If you have been looking closely, you may have noticed that my version has two sleeves, compared to one in the pattern. I thought one sleeve might be too avant garde even for me (radical, ground breaker that I am), so I used the sleeve from Dress No. 7 in the same book. I shortened and tapered it a bit he cuff to match the other sleeve, but it went in perfectly with no adjustments necessary. The added sleeve is on the left in the pictures and the other sleeve is the drapey one which is formed from the single dress pattern piece.
I used a lace fabric from Textile Traders, which I got for half price in the post-Christmas sales. I think I paid about $15 for the whole piece. The lace has a little bit of stretch to it, but not a lot. That was fine for this pattern.
I finished the neck edge and sleeves with strips of cotton knit sewn to the inside, stretching slightly while sewing. The hem is just turned up twice and stitched in place.
I am wearing this dress with a long, stretchy, singlet-style top (a cheapy from Valleygirl) underneath. I like that the lace is visible on the sleeves and hem, but is more subtle with the white underneath.
The dress is loose and comfortable, but unique with the draped sleeve and the skewed pattern of the lace produced by the line of cutting. I do feel a little bit dressed up in this dress and I will probably only wear it for more special occasions than the daily school run! Maybe a summer evening BBQ or cruise down the coast in a vintage Mustang at sunset with the roof down - if I ever had such an opportunity! I do like it though :)

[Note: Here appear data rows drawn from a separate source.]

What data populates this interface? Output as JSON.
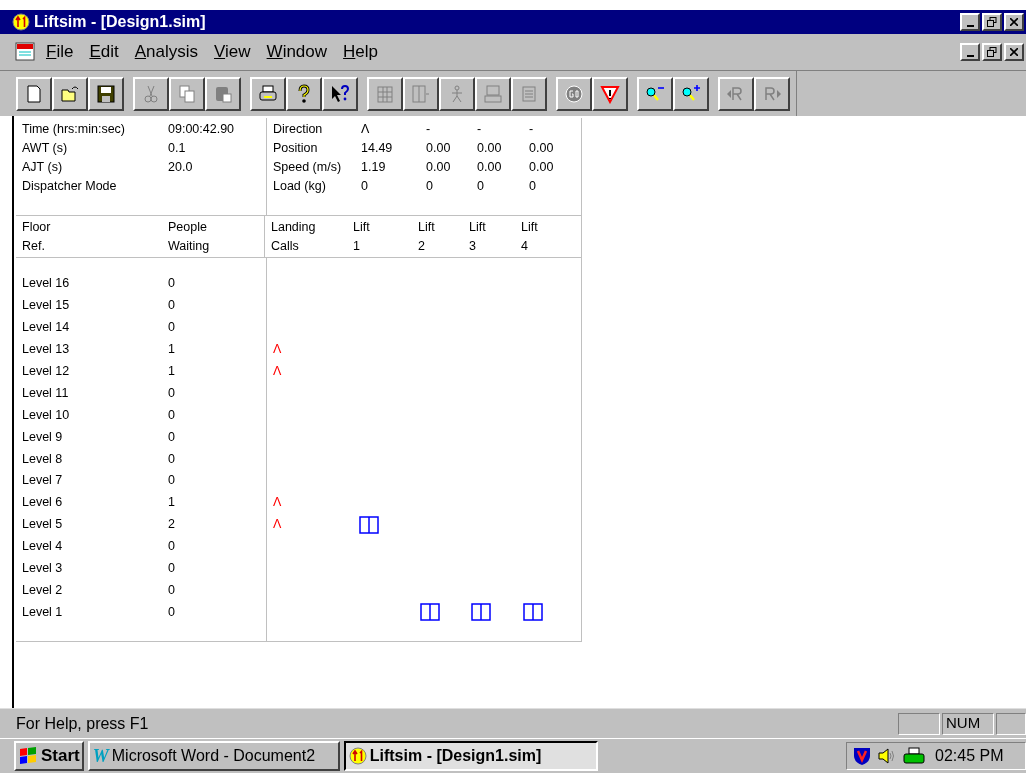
{
  "window": {
    "title": "Liftsim - [Design1.sim]"
  },
  "menu": [
    "File",
    "Edit",
    "Analysis",
    "View",
    "Window",
    "Help"
  ],
  "toolbar": [
    [
      {
        "kind": "new",
        "disabled": false
      },
      {
        "kind": "open",
        "disabled": false
      },
      {
        "kind": "save",
        "disabled": false
      }
    ],
    [
      {
        "kind": "cut",
        "disabled": true
      },
      {
        "kind": "copy",
        "disabled": true
      },
      {
        "kind": "paste",
        "disabled": true
      }
    ],
    [
      {
        "kind": "print",
        "disabled": false
      },
      {
        "kind": "help",
        "disabled": false
      },
      {
        "kind": "context-help",
        "disabled": false
      }
    ],
    [
      {
        "kind": "building",
        "disabled": true
      },
      {
        "kind": "door",
        "disabled": true
      },
      {
        "kind": "person",
        "disabled": true
      },
      {
        "kind": "computer",
        "disabled": true
      },
      {
        "kind": "form",
        "disabled": true
      }
    ],
    [
      {
        "kind": "go",
        "disabled": true
      },
      {
        "kind": "warning",
        "disabled": false
      }
    ],
    [
      {
        "kind": "zoom-out",
        "disabled": false
      },
      {
        "kind": "zoom-in",
        "disabled": false
      }
    ],
    [
      {
        "kind": "prev",
        "disabled": true
      },
      {
        "kind": "next",
        "disabled": true
      }
    ]
  ],
  "summary": [
    {
      "label": "Time (hrs:min:sec)",
      "value": "09:00:42.90"
    },
    {
      "label": "AWT (s)",
      "value": "0.1"
    },
    {
      "label": "AJT (s)",
      "value": "20.0"
    },
    {
      "label": "Dispatcher Mode"
    }
  ],
  "lift_stats": [
    {
      "label": "Direction",
      "values": [
        "Λ",
        "-",
        "-",
        "-"
      ]
    },
    {
      "label": "Position",
      "values": [
        "14.49",
        "0.00",
        "0.00",
        "0.00"
      ]
    },
    {
      "label": "Speed (m/s)",
      "values": [
        "1.19",
        "0.00",
        "0.00",
        "0.00"
      ]
    },
    {
      "label": "Load (kg)",
      "values": [
        "0",
        "0",
        "0",
        "0"
      ]
    }
  ],
  "headers": [
    [
      "Floor",
      "Ref."
    ],
    [
      "People",
      "Waiting"
    ],
    [
      "Landing",
      "Calls"
    ],
    [
      "Lift",
      "1"
    ],
    [
      "Lift",
      "2"
    ],
    [
      "Lift",
      "3"
    ],
    [
      "Lift",
      "4"
    ]
  ],
  "floors": [
    {
      "name": "Level 16",
      "waiting": "0",
      "cars": [
        false,
        false,
        false,
        false
      ]
    },
    {
      "name": "Level 15",
      "waiting": "0",
      "cars": [
        false,
        false,
        false,
        false
      ]
    },
    {
      "name": "Level 14",
      "waiting": "0",
      "cars": [
        false,
        false,
        false,
        false
      ]
    },
    {
      "name": "Level 13",
      "waiting": "1",
      "call": "Λ",
      "cars": [
        false,
        false,
        false,
        false
      ]
    },
    {
      "name": "Level 12",
      "waiting": "1",
      "call": "Λ",
      "cars": [
        false,
        false,
        false,
        false
      ]
    },
    {
      "name": "Level 11",
      "waiting": "0",
      "cars": [
        false,
        false,
        false,
        false
      ]
    },
    {
      "name": "Level 10",
      "waiting": "0",
      "cars": [
        false,
        false,
        false,
        false
      ]
    },
    {
      "name": "Level 9",
      "waiting": "0",
      "cars": [
        false,
        false,
        false,
        false
      ]
    },
    {
      "name": "Level 8",
      "waiting": "0",
      "cars": [
        false,
        false,
        false,
        false
      ]
    },
    {
      "name": "Level 7",
      "waiting": "0",
      "cars": [
        false,
        false,
        false,
        false
      ]
    },
    {
      "name": "Level 6",
      "waiting": "1",
      "call": "Λ",
      "cars": [
        false,
        false,
        false,
        false
      ]
    },
    {
      "name": "Level 5",
      "waiting": "2",
      "call": "Λ",
      "cars": [
        true,
        false,
        false,
        false
      ]
    },
    {
      "name": "Level 4",
      "waiting": "0",
      "cars": [
        false,
        false,
        false,
        false
      ]
    },
    {
      "name": "Level 3",
      "waiting": "0",
      "cars": [
        false,
        false,
        false,
        false
      ]
    },
    {
      "name": "Level 2",
      "waiting": "0",
      "cars": [
        false,
        false,
        false,
        false
      ]
    },
    {
      "name": "Level 1",
      "waiting": "0",
      "cars": [
        false,
        true,
        true,
        true
      ]
    }
  ],
  "status_bar": {
    "text": "For Help, press F1",
    "indicator": "NUM"
  },
  "taskbar": {
    "start": "Start",
    "tasks": [
      {
        "kind": "word",
        "icon": "W",
        "label": "Microsoft Word - Document2",
        "selected": false
      },
      {
        "kind": "liftsim",
        "label": "Liftsim - [Design1.sim]",
        "selected": true
      }
    ],
    "clock": "02:45 PM"
  }
}
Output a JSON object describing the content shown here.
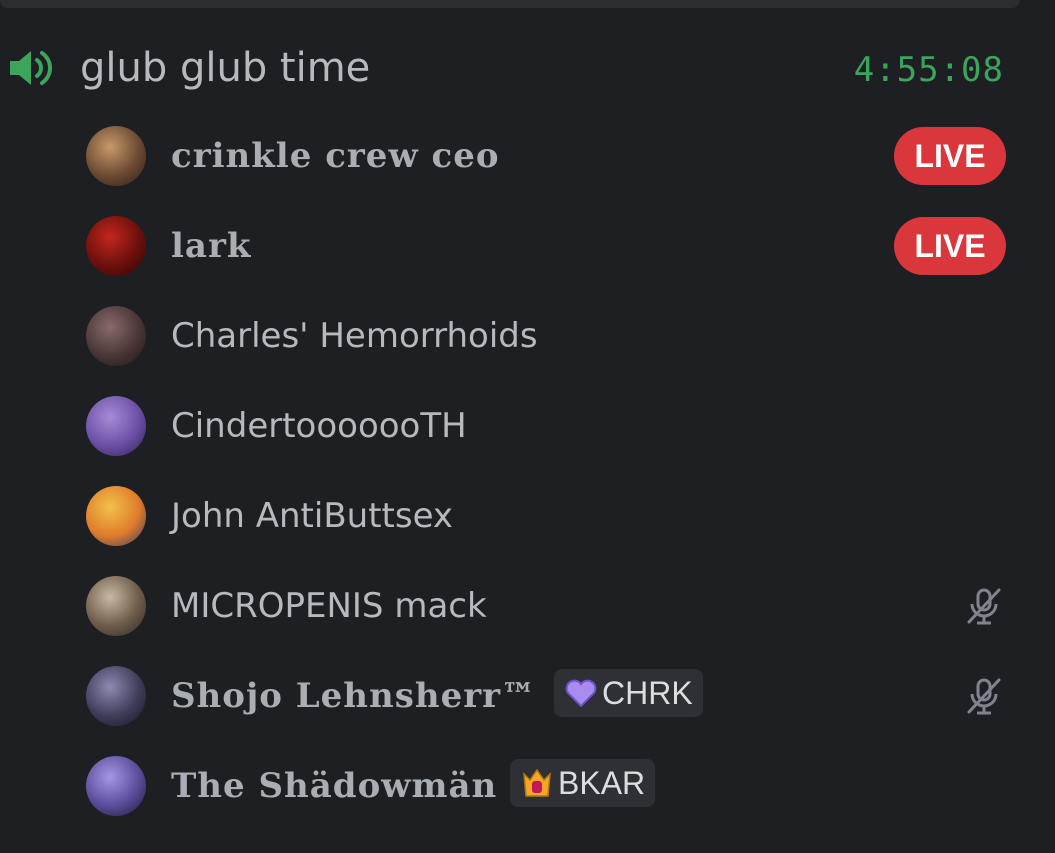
{
  "channel": {
    "name": "glub glub time",
    "timer": "4:55:08",
    "icon": "speaker-icon",
    "timer_color": "#3ba55d"
  },
  "members": [
    {
      "name": "crinkle crew ceo",
      "style": "gothic",
      "live_label": "LIVE",
      "avatar_colors": [
        "#c89a6a",
        "#6b4a33",
        "#2a1d17"
      ]
    },
    {
      "name": "lark",
      "style": "gothic",
      "live_label": "LIVE",
      "avatar_colors": [
        "#c4261e",
        "#6a100c",
        "#2a0605"
      ]
    },
    {
      "name": "Charles' Hemorrhoids",
      "style": "plain",
      "avatar_colors": [
        "#8a6a6a",
        "#4a3636",
        "#1c1414"
      ]
    },
    {
      "name": "CindertooooooTH",
      "style": "plain",
      "avatar_colors": [
        "#a78bd6",
        "#6b4fa5",
        "#2e2150"
      ]
    },
    {
      "name": "John AntiButtsex",
      "style": "plain",
      "avatar_colors": [
        "#f2c14a",
        "#e07b2b",
        "#2b3a64"
      ]
    },
    {
      "name": "MICROPENIS mack",
      "style": "plain",
      "muted_icon": "mic-muted-icon",
      "avatar_colors": [
        "#c9b8a0",
        "#6e5c4b",
        "#2b2520"
      ]
    },
    {
      "name": "Shojo Lehnsherr™",
      "style": "gothic",
      "muted_icon": "mic-muted-icon",
      "tag": {
        "label": "CHRK",
        "icon": "purple-heart-icon",
        "color": "#a98bf0"
      },
      "avatar_colors": [
        "#8c8ab0",
        "#3f3d5a",
        "#151420"
      ]
    },
    {
      "name": "The Shädowmän",
      "style": "gothic",
      "tag": {
        "label": "BKAR",
        "icon": "crown-gem-icon",
        "color": "#f5a623"
      },
      "avatar_colors": [
        "#a795e6",
        "#5a4c9a",
        "#1a1630"
      ]
    }
  ],
  "colors": {
    "background": "#1e1f22",
    "text": "#b5bac1",
    "live": "#da373c"
  }
}
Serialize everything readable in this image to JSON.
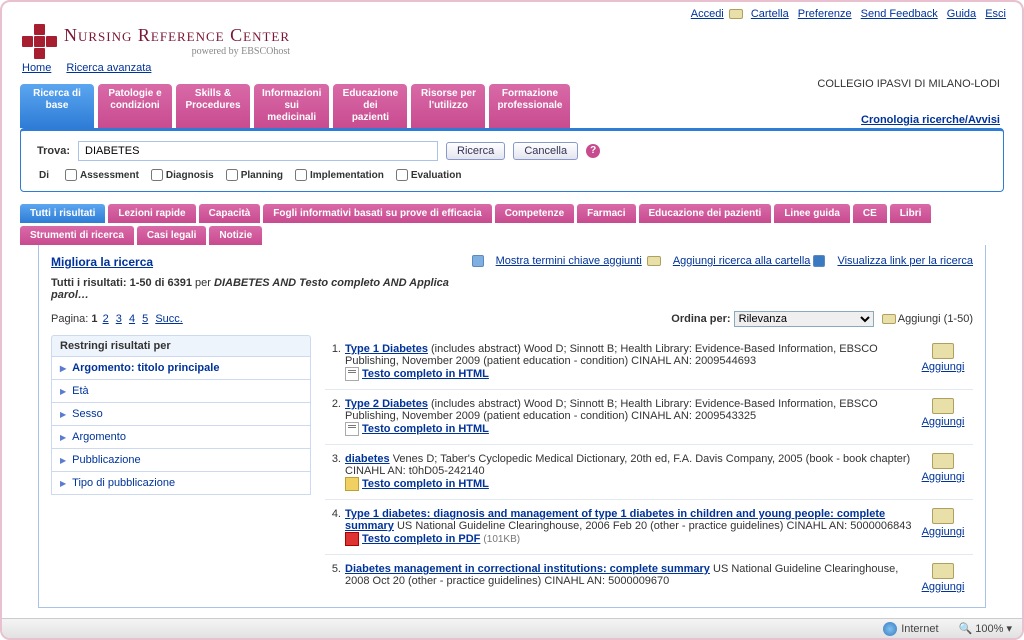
{
  "top_links": {
    "accedi": "Accedi",
    "cartella": "Cartella",
    "preferenze": "Preferenze",
    "feedback": "Send Feedback",
    "guida": "Guida",
    "esci": "Esci"
  },
  "logo": {
    "line1": "Nursing Reference Center",
    "line2": "powered by EBSCOhost"
  },
  "institution": "COLLEGIO IPASVI DI MILANO-LODI",
  "nav1": {
    "home": "Home",
    "adv": "Ricerca avanzata"
  },
  "tabs": [
    {
      "label": "Ricerca di\nbase",
      "active": true
    },
    {
      "label": "Patologie e\ncondizioni"
    },
    {
      "label": "Skills &\nProcedures"
    },
    {
      "label": "Informazioni\nsui\nmedicinali"
    },
    {
      "label": "Educazione\ndei\npazienti"
    },
    {
      "label": "Risorse per\nl'utilizzo"
    },
    {
      "label": "Formazione\nprofessionale"
    }
  ],
  "cron_link": "Cronologia ricerche/Avvisi",
  "search": {
    "label": "Trova:",
    "value": "DIABETES",
    "btn_search": "Ricerca",
    "btn_clear": "Cancella"
  },
  "limiters": {
    "prefix": "Di",
    "items": [
      "Assessment",
      "Diagnosis",
      "Planning",
      "Implementation",
      "Evaluation"
    ]
  },
  "subtabs_row1": [
    "Tutti i risultati",
    "Lezioni rapide",
    "Capacità",
    "Fogli informativi basati su prove di efficacia",
    "Competenze",
    "Farmaci",
    "Educazione dei pazienti",
    "Linee guida",
    "CE",
    "Libri"
  ],
  "subtabs_row2": [
    "Strumenti di ricerca",
    "Casi legali",
    "Notizie"
  ],
  "actions": {
    "mostra": "Mostra termini chiave aggiunti",
    "aggiungi_ric": "Aggiungi ricerca alla cartella",
    "visualizza": "Visualizza link per la ricerca"
  },
  "refine": "Migliora la ricerca",
  "summary": {
    "prefix": "Tutti i risultati: ",
    "range": "1-50 di 6391",
    "mid": " per ",
    "query": "DIABETES AND Testo completo AND Applica",
    "tail": "parol…"
  },
  "paging": {
    "label": "Pagina: ",
    "current": "1",
    "pages": [
      "2",
      "3",
      "4",
      "5"
    ],
    "next": "Succ."
  },
  "sort": {
    "label": "Ordina per:",
    "value": "Rilevanza",
    "add_range": "Aggiungi (1-50)"
  },
  "facets": {
    "header": "Restringi risultati per",
    "items": [
      "Argomento: titolo principale",
      "Età",
      "Sesso",
      "Argomento",
      "Pubblicazione",
      "Tipo di pubblicazione"
    ]
  },
  "results": [
    {
      "n": "1.",
      "title": "Type 1 Diabetes",
      "meta": "(includes abstract) Wood D; Sinnott B; Health Library: Evidence-Based Information, EBSCO Publishing, November 2009 (patient education - condition) CINAHL AN: 2009544693",
      "full": "Testo completo in HTML",
      "icon": "html"
    },
    {
      "n": "2.",
      "title": "Type 2 Diabetes",
      "meta": "(includes abstract) Wood D; Sinnott B; Health Library: Evidence-Based Information, EBSCO Publishing, November 2009 (patient education - condition) CINAHL AN: 2009543325",
      "full": "Testo completo in HTML",
      "icon": "html"
    },
    {
      "n": "3.",
      "title": "diabetes",
      "meta": "Venes D; Taber's Cyclopedic Medical Dictionary, 20th ed, F.A. Davis Company, 2005 (book - book chapter) CINAHL AN: t0hD05-242140",
      "full": "Testo completo in HTML",
      "icon": "book"
    },
    {
      "n": "4.",
      "title": "Type 1 diabetes: diagnosis and management of type 1 diabetes in children and young people: complete summary",
      "meta": "US National Guideline Clearinghouse, 2006 Feb 20 (other - practice guidelines) CINAHL AN: 5000006843",
      "full": "Testo completo in PDF",
      "size": "(101KB)",
      "icon": "pdf"
    },
    {
      "n": "5.",
      "title": "Diabetes management in correctional institutions: complete summary",
      "meta": "US National Guideline Clearinghouse, 2008 Oct 20 (other - practice guidelines) CINAHL AN: 5000009670",
      "full": "",
      "icon": ""
    }
  ],
  "add_label": "Aggiungi",
  "status": {
    "zone": "Internet",
    "zoom": "100%"
  }
}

And because it is a bit dressed up, I decided to take the photos at home using a backdrop made using a sheet draped over a folded table tennis table. The glamour never stops around here. I then had a little play with my new present from Mr Meggipeg - Adobe Photoshop - to make the backdrop look less like a sheet and more like something you might see in a photoshoot. I played around with different ways of altering the background from selecting it and making it all one colour, to creating textures and removing sheet wrinkles with the blur tool. All other wrinkles are the model's own. I have a lot to learn as it's ages since I used Photoshop, but it is good fun.